This month, the Ontario Court of Appeal circumscribed the discretion of class action case management judges to conditionally certify a class action in the absence of a statement of claim that discloses a cause of action. The appeal decision places new limits on the case management judge to amend aspects of an otherwise viable claim, introducing the potential for even more delay and cost for the motion for certification of a class proceeding.
Brown v. Canada (Attorney General) arose out of the practice in Ontario between 1965 and 1984 in which welfare authorities, in accordance with court orders, removed Aboriginal children from their families and communities and placed them with non-Aboriginal families. At the time, the governing legislation did not require the Crown or the courts to take into account the Aboriginal status of the children. The plaintiffs alleged some 16,000 Aboriginal children were removed from their families and lost their language culture, and any benefits they might have had as status Indians under the Indian Act.
On a motion for certification and summary judgment, Justice Paul Perell held that, as pleaded, the plaintiffs’ case was uncertifiable.
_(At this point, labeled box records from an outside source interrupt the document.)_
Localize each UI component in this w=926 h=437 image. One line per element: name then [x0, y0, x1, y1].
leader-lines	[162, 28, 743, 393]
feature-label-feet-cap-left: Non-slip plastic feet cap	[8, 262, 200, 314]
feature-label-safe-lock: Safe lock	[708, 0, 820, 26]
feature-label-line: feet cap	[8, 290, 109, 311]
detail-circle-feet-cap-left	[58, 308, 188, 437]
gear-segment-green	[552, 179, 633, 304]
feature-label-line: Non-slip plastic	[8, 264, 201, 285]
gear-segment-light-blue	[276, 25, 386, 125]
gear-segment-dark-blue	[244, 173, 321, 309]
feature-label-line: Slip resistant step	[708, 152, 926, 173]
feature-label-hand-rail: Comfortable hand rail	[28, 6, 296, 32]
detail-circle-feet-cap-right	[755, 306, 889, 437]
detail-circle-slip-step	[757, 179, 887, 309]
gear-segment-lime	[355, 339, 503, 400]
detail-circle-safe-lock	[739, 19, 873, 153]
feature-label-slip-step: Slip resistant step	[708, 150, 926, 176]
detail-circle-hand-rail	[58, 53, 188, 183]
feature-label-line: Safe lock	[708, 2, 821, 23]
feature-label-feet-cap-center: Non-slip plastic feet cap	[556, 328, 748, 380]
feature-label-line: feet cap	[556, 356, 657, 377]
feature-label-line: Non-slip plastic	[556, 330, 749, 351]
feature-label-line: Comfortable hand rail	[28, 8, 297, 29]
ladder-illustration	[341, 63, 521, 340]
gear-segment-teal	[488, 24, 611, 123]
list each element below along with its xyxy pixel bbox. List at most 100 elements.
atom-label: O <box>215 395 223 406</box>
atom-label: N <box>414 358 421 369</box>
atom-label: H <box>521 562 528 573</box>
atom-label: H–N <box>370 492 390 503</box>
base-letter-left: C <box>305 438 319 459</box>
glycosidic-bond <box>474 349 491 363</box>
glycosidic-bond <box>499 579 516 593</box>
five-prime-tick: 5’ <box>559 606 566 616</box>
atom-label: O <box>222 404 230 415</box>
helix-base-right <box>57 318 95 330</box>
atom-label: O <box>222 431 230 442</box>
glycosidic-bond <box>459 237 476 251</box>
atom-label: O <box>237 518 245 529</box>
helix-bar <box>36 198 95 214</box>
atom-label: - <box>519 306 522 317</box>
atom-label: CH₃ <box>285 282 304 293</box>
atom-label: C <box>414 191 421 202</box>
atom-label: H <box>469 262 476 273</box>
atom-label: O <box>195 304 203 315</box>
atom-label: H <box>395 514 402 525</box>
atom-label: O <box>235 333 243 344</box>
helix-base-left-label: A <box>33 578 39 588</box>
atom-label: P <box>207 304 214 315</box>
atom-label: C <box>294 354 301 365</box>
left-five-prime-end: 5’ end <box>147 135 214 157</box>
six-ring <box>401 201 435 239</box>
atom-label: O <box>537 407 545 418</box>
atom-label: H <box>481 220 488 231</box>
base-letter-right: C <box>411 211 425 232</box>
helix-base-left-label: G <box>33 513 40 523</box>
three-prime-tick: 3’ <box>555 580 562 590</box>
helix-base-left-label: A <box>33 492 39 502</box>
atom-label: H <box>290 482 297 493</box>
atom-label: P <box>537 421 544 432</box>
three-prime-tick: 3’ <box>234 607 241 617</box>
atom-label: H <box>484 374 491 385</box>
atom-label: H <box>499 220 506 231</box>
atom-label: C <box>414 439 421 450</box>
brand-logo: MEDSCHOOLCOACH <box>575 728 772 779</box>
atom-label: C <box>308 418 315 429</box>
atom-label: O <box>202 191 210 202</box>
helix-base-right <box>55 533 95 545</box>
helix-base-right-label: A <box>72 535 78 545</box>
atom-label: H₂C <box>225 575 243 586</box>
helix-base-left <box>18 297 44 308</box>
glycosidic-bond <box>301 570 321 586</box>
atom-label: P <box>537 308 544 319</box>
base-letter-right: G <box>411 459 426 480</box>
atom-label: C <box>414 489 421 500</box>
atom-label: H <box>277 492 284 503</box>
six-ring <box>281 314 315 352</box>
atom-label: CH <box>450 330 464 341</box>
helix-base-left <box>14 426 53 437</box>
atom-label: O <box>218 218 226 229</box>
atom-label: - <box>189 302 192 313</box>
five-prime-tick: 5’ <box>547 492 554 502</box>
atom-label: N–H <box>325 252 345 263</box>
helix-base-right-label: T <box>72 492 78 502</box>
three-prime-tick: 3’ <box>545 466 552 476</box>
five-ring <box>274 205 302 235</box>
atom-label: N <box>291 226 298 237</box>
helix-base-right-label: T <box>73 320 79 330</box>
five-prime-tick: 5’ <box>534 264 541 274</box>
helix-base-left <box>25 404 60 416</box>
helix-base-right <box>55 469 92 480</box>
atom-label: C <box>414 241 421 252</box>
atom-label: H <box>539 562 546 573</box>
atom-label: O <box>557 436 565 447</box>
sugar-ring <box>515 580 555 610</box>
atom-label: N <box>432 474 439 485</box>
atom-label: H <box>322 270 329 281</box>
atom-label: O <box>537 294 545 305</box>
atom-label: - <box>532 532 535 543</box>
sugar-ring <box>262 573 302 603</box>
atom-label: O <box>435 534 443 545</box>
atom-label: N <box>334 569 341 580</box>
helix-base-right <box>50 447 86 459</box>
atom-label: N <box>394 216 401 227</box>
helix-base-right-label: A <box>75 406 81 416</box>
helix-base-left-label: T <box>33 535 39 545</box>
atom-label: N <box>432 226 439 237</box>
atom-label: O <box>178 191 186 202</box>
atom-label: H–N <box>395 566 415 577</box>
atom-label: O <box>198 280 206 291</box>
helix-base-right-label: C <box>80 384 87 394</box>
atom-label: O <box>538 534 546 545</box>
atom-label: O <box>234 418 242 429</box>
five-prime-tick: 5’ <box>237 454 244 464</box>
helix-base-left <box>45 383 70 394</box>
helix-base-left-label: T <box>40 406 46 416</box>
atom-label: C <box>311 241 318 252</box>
In considering whether the statement of claim had met the criteria required for certification under s. 5(1) of the
Class Proceeding Act, the case management judge found the plaintiffs had not pleaded a certifiable cause of action. However, with amendments to their statement of claim, revisions to the proposed class definition and proposed common issues — all of which the judge provided — and subject to the preparation and approval of an adequate litigation plan, Perell granted the motion to certify and denied the motion for summary judgment.
On appeal, however, the Court of Appeal criticized Perell’s approach on the basis he “predetermined” that a cause of action would emerge as long as the fresh pleading was prepared in accordance with his reasons. The court held it was impossible for the defendant to meaningfully respond to an application for certification without knowing the cause of action.
In these circumstances, held the Court of Appeal, it was not open to Perell to conditionally certify the class proceeding. The proper course was to either dismiss the motion for certification, to adjourn the motion for certification to give the plaintiffs an opportunity to amend their statement of claim, or to grant the defendant’s motion for summary judgment and dismiss the action.
The appeal court also directed the new certification motion be heard by another judge, on the basis the case management judge had determined that viable causes of action existed as he framed them. Rather than being heard by a judge who had “predetermined” that the amended causes of action were viable, which would result in the case management judge sitting in review of his own decision, the principle of natural justice required the motion for certification based on the amended statement of claim be brought before a new judge.
In overturning Perell’s decision, the appeal court placed a new limit on the discretion of the class action case management judge. Appropriate case management involves the wide discretion to advance the proceedings and to avoid the potentially prohibitive costs and excessive delays associated with certifying a class proceeding. The motion for certification was heard in May 2010. Leave to appeal was heard in January 2011. Appeal to the Divisional Court was heard in October 2011. Finally, appeal to the Court of Appeal was heard Oct. 25, 2012 and a decision was released Jan. 17, 2013.
After four appearances and more than two and a half years after the motion for certification, the parties were instructed to return before a fresh judge not familiar with any of the issues in this action for a re-hearing of the motion for certification.
In the circumstances, Perell was merely exercising this discretion to modify the proposed class proceeding to accord with the Class Proceedings Act. Class actions are notorious for their evolution as case management judges utilize their discretion to adapt a claim to overcome the hurdles of this complex procedure. The cost and delay of interlocutory appeals can be avoided by addressing the representative plaintiffs’ compliance with the s. 5(1) factors after the certification motion.
Adjournment under s. 5(4) or striking the pleadings with leave to amend was unnecessary in the circumstances, and would have resulted in further cost and delay to the proceedings with no discernible benefit to anyone.
Appropriate case management in class proceedings should take into account the substance of a proposed representative plaintiff’s claim in order to determine whether or not the claim is certifiable. The judge is given wide discretion to look at the pleadings to determine whether the constituent elements of a certifiable cause of action are present, and to amend the definition of the class or the common issues. Conditional certification is an important mechanism to ensure lower costs and expeditious resolution of certification motions.
In the circumstances, Perell properly exercised his discretion in granting the conditional certification.